A blog maintained by the team working to hold oil giant Chevron accountable for its human rights and environmental abuses in Ecuador
Monday, June 27, 2016
Chevron’s Garbage Fire Sale
Reposted from Eye on the Amazon.
Chevron sending up massive flares in Richmond is not the only sign things are getting hot for the oil giant on the run from a $11 billion verdict.
On June 19th, Chevron's Richmond refinery erupted a torrent of flames and black smoke into the air and terrified local residents. The community remembers all too well when 15,000 people were sent to the hospital when that same refinery exploded in 2012. Unfortunately, since then the public hospital in Richmond has closed. They can't afford another explosion as the closest public emergency room services are now thirty to forty minutes away in Oakland.
But that's not the only thing "on fire" at Chevron lately. Similar to the company's claims that it needs massive flares to burn off excess gas, Chevron claims there's "nothing to see here" as it tries to sell off US $5 billion in assets in its Burnaby oil refinery in British Columbia. But the company's actions and track record tell a different story. Realizing it was going to lose in its legal battle and be forced to accept responsibility for deliberately dumping 18 billion gallons of toxic waste into the Ecuadorian Amazon, Chevron instead sold off all its assets and fled that country. It's been a corporate criminal on the run ever since, but the law is finally catching up with Chevron – in Canada.

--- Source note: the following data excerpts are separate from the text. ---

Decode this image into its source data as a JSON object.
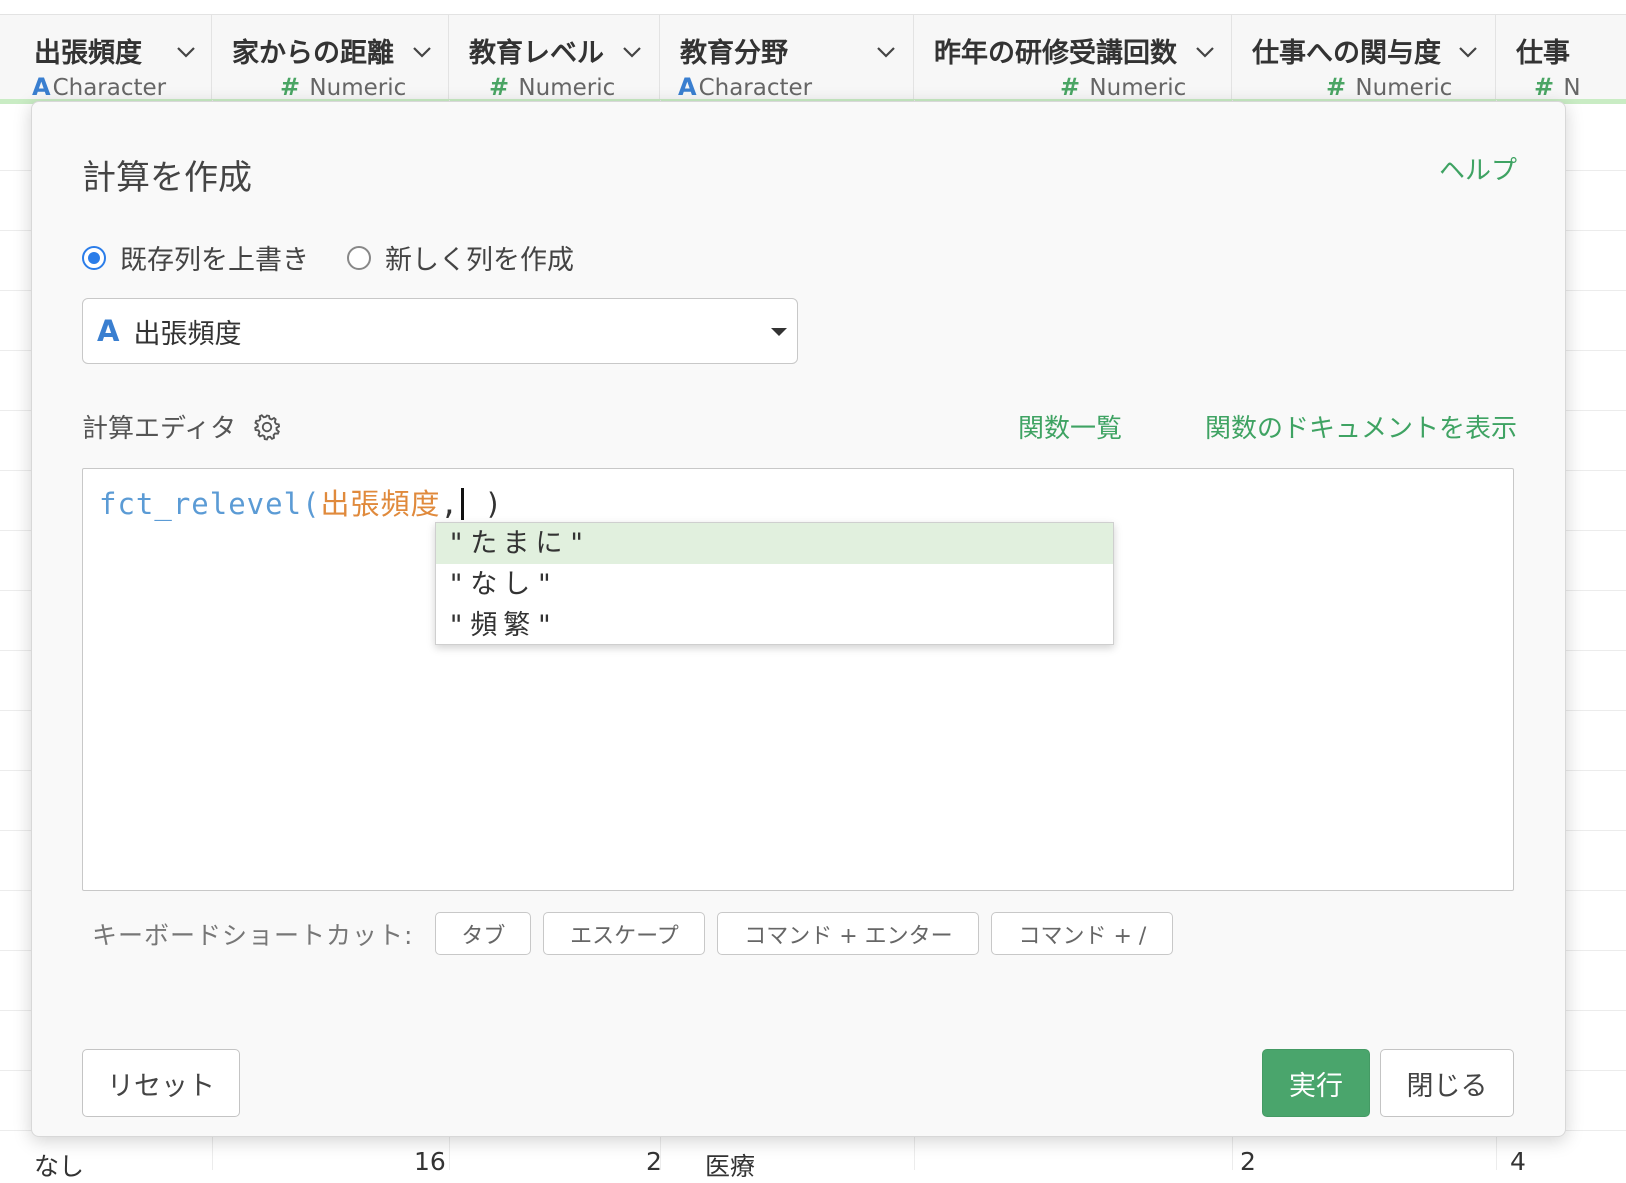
{
  "columns": [
    {
      "name": "出張頻度",
      "type": "Character",
      "type_icon": "A"
    },
    {
      "name": "家からの距離",
      "type": "Numeric",
      "type_icon": "#"
    },
    {
      "name": "教育レベル",
      "type": "Numeric",
      "type_icon": "#"
    },
    {
      "name": "教育分野",
      "type": "Character",
      "type_icon": "A"
    },
    {
      "name": "昨年の研修受講回数",
      "type": "Numeric",
      "type_icon": "#"
    },
    {
      "name": "仕事への関与度",
      "type": "Numeric",
      "type_icon": "#"
    },
    {
      "name": "仕事",
      "type": "N",
      "type_icon": "#"
    }
  ],
  "bottom_row": [
    "なし",
    "16",
    "2",
    "医療",
    "2",
    "4"
  ],
  "dialog": {
    "title": "計算を作成",
    "help_label": "ヘルプ",
    "radio_overwrite": "既存列を上書き",
    "radio_new": "新しく列を作成",
    "selected_column_icon": "A",
    "selected_column": "出張頻度",
    "editor_label": "計算エディタ",
    "fn_list_label": "関数一覧",
    "fn_doc_label": "関数のドキュメントを表示",
    "code": {
      "fn": "fct_relevel",
      "open": "(",
      "arg": "出張頻度",
      "comma": ",",
      "close": " )"
    },
    "autocomplete": [
      "\"たまに\"",
      "\"なし\"",
      "\"頻繁\""
    ],
    "shortcuts_label": "キーボードショートカット:",
    "shortcuts": [
      "タブ",
      "エスケープ",
      "コマンド + エンター",
      "コマンド + /"
    ],
    "reset_label": "リセット",
    "run_label": "実行",
    "close_label": "閉じる"
  },
  "colors": {
    "accent_green": "#4aa56c",
    "link_green": "#3fa363",
    "character_blue": "#3a7fd0",
    "numeric_green": "#4aa564",
    "radio_blue": "#2b7de9",
    "column_orange": "#e08a3c"
  }
}
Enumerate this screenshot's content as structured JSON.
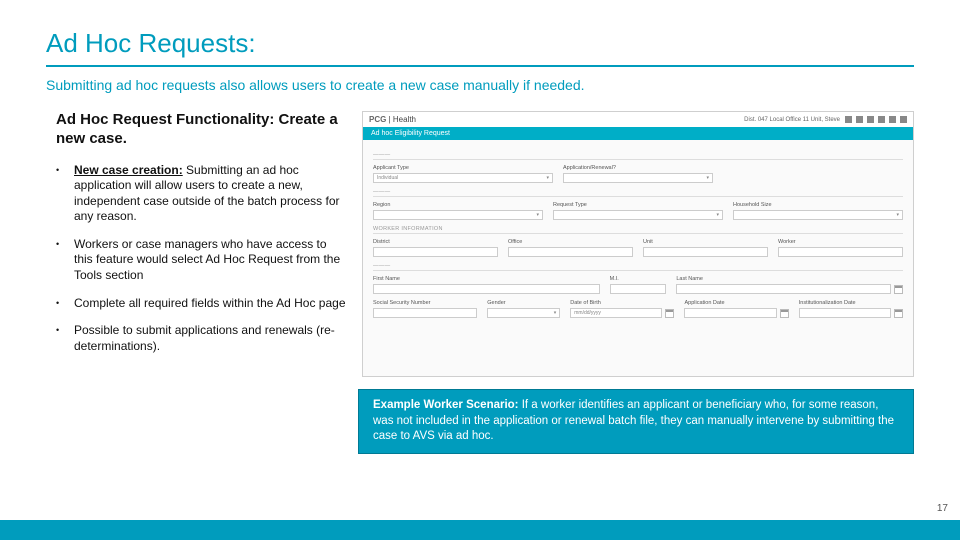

In September, the Ecuadorian plaintiffs – bolstered by a unanimous decision in their favor by Canada's Supreme Court – will begin their trial to seize Chevron's Canadian assets to cover its US $11 billion debt to the affected communities in Ecuador.
Chevron currently holds approximately US $15 billion of assets in Canada, almost all of which is at risk due to this enforcement action. Chevron refuses to acknowledge its full liability to the SEC and to its shareholders, and this latest move may give a clue as to why. Unable to replicate its customary racist attacks against Ecuador's judiciary and legal system, Chevron has to dream up new methods in Canada.
The Ecuadorians have defeated Chevron in every single legal contest which has considered the evidence of their crimes in Ecuador (Chevron's singular victory – a retaliatory RICO SLAPP suit in the US – notoriously forbade any evidence of contamination in its proceedings and is still under appeal). The writing is on the wall in Canada, and Chevron is trying to slip out quietly and escape justice once again.
To make matters worse for the oil giant, a recent U.S. Supreme Court decision on the use of RICO may preemptively doom its defense before the Second Circuit Court of Appeals in New York. As respected appellate attorney Deepak Gupta wrote, the Supreme Court decision "further limits private RICO actions by requiring proof of a quantifiable, redressable and domestic injury – something Chevron has steadfastly refuse to identify." The decision also made clear that the RICO statute could not be used to attack a final judgment from a foreign court, as Chevron has tried to do in the Ecuador case. Aaron Page, a U.S. lawyer for the Ecuadorians called it a "nail in the coffin" of Chevron's RICO case. He added, "Now, the Supreme Court has ruled you can't bring a RICO case, even a legitimate one, based on harm that took place abroad. This is another example of why Chevron's RICO case should have been thrown out on day one."
Bottom line on these developments: no matter how desperate it gets, Chevron can't hide its actions in Canada or its pollution in Ecuador or Richmond.